Странная в Селище наступила пора. Если взглядом воробья посмотреть, — только залечил он немного крыло, так снова в Селище прилетел — жизнь будто к прежнему повернула и медленно, правильно потекла. На капище идолы Перуна и Мокоши — только с виду новые, а в остальном такие же ровно, как прежде, — головы высят. И люди снова им жертвы несут, а дети дары — хлеба кусочки, колосья ржаные. Лучше праздника стало здесь воробью.

И дом на дворе у Удала — не скажешь, что только недавно сгорел, — стоит, бревнышками отесанными сверкает, травяною крышею шелестит. Всем миром помогали Удалу — наказал ведь его Перун в назидание всем — вот и старались все вместе, лучше прежнего дом построили, чтобы и Ясе с Уткой в нем тоже жить. И тут воробей пировал. Всех, кто строил, Яся хлебом кормила, лепехами, пирогами. И птице крошек перепало бессчетно.

Если на Селище воробьем посмотреть: хорошая в нем теперь, правильная шла жизнь. И даже погреба возле, на заднем дворе у князя — никогда здесь прежде еды не лежало! — стало можно кашу найти. Потому что в погребе Ягда сидела, а Мамушка с Ладой сюда ей носили еду. А Ягды еды не брала. И воробей — разумная птица — стал теперь и сюда прилетать.

А только, может быть, одному воробью всё по душе было в Селище. На жизнь остальных посмотреть — только с виду она спокойно текла. А так — возвращения Жара теперь люди ждали, и гнева его, и ярости огнедышащей. Чтобы первую ярость унять, Кащея в клетке, на берегу реки, под охраной держали. Сам Родовит его туда на цепь посадил. А для чего бы еще? Вот люди между собой и решили: станет Жар из-за Сныпяти возвращаться, тут Кащея ему и метнут, как дикому зверю мяса кусок — так первая Жарова ярость, глядишь, и уймется. А только что они будут делать со второй его яростью?
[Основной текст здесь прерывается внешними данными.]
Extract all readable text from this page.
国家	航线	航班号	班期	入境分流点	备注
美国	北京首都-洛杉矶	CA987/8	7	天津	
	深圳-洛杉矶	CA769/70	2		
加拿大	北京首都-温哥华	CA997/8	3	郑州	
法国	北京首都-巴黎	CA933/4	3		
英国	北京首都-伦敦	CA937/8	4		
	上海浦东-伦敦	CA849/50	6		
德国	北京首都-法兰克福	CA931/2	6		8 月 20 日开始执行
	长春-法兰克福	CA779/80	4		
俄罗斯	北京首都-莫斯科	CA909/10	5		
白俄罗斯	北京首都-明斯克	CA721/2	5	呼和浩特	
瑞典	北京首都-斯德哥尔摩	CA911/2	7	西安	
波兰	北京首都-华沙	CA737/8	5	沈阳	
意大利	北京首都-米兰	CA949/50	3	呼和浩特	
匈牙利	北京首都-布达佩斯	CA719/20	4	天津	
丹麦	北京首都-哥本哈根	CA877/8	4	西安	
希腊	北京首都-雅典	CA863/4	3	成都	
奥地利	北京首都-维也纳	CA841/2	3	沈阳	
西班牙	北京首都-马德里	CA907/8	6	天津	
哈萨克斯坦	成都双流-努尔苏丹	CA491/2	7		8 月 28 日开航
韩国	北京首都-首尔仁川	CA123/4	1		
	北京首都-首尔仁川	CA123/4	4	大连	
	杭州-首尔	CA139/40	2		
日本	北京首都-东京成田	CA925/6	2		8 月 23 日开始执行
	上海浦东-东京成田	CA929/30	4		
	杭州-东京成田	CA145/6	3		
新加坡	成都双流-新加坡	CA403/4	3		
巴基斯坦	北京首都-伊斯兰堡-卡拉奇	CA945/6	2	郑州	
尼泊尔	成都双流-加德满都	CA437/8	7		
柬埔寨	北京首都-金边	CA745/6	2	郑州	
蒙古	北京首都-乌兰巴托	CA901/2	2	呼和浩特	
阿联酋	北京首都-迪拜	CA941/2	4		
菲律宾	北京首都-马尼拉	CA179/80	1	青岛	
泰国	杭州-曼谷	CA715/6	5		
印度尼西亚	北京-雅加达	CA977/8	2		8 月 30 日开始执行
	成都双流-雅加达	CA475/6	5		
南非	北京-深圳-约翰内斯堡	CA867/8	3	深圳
А что — с третьей? Терялись люди в догадках. Иные уже до того потерялись, что к Родовиту стали ходить — гончар Дар приходил, и Сила, кузнец, и Яся тайком от Удала, — говорили, что надо бы выпустить из клетки Кащея и сияющий меч обратно ему отдать. Потому что, кроме Кащея, справиться с Жаром и некому больше. Вот такая в Селище наступила пора. Слушал гостей Родовит, посох свой княжеский, будто стручок недоспелый, ладонями тер, раскатывал, разминал. Потому что не знал Родовит, как ему быть, и что людям пришедшим ответить, и долго ли Ягодке его бедной в холодном погребе жить. А выпусти Ягду — побежит Кащея спасать! Вот такая в Селище наступила пора. А боги — сколько ни спрашивал он у них про степняшку — не отвечали, молчали боги. Хуже этого времени не бывает у человека — когда боги его молчат. Раз молчат, значит, человек ими оставлен. А на время ли он оставлен? Страшно вымолвить: не навсегда ли? В такую пору это — неразрешимый вопрос.

Затуманился у Родовита взгляд. И поступь — вернулась уже к Родовиту почти былая поступь его — опять семенящей походкой сделалась. И посох снова ему первой опорой стал. Таким вот беспомощным Заяц с Уткой его и нашли. Им Мамушка нашептала тайком ото всех к кургану княгини Лиски бежать. Вот здесь, у кургана, они его и увидели. Ходил семеня Родовит, а приметил их — из последних сил приосанился. И так им сказал:

— Ягодке нашей поскорее достойного мужа надо бы! Вот об этом мой к вам разговор.

Холод у Утки по спине пробежал, а в лицо пот ударил. И на траву рухнул Утка, лоб в землю упер.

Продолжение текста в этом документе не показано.